To find this area, you’ll need to integrate the difference of these functions over the specified interval. The integral used is \[\int_a^b |f(x) - g(x)| \, dx\] where \(f(x)\) is the upper function, and \(g(x)\) is the lower function within that region.

• Identify the upper and lower functions in the region. Here, \(\sin x + 2\) is above \(0.5\) for \(x\) in \([6, 10]\).
• Subtract the lower function from the upper one, ensuring the expression inside the integral is positive across the integration interval.

This method allows you to compute the exact total area between the curves.

Trigonometric integration involves integrating functions that contain trigonometric functions like sine or cosine, which is a crucial aspect of calculus. In this scenario, the function \(f(x) = \sin x + 2\) requires us to apply integration techniques to trigonometric functions as part of the process to find the area.

When integrating a sine function like \(\sin x\), the antiderivative is \(-\cos x\). This arises from the derivative rules for trigonometric functions. The integration of constants, like \(2\), results in the multiplication with the variable, so the antiderivative of \(2\) is \(2x\).
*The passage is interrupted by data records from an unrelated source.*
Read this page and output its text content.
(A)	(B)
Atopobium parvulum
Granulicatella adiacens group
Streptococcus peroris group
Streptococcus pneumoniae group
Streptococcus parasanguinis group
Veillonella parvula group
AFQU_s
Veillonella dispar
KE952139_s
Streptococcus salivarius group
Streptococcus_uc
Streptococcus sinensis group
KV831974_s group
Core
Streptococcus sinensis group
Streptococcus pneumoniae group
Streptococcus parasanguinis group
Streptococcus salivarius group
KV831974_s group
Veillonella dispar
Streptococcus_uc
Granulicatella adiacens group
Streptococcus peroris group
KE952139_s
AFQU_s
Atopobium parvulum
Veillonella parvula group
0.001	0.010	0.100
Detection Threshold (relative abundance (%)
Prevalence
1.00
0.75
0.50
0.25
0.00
• For \(\sin x\), the integration is \(-\cos x\).
• For a constant \(2\), integrate to get \(2x\).
• Combining, the integral of \(\sin x + 2\) becomes \(-\cos x + 2x\).

These integrals accumulate to give us the expression we need to evaluate from 6 to 10.

The evaluation of definite integrals involves much more than just setting up an expression. It’s a process where you compute the net area under a curve within a specified interval, using antiderivatives.

Once the integral expression is found, such as \[\int_6^{10} (\sin x + 1.5) \, dx\], applying the antiderivative calculations followed by evaluating this at the bounds is essential. Here's the step-by-step breakdown:

• **Find the antiderivative**: For the expression, this results in \(-\cos x + 1.5x\).
• **Evaluate at upper bound \(x=10\)**: Substitute \(x = 10\) into the antiderivative to calculate this part.
• **Evaluate at lower bound \(x=6\)**: Do the same for \(x = 6\).

Subtract the lower bound evaluation from the upper bound evaluation to get the net area. This results in \[-\cos(10) + 15 - (-\cos(6) + 9)\] simplifying to \[-\cos(10) + \cos(6) + 6\].

Finally, calculate these using a calculator to obtain an approximate numeric result, as shown in the solution: \(6.121\).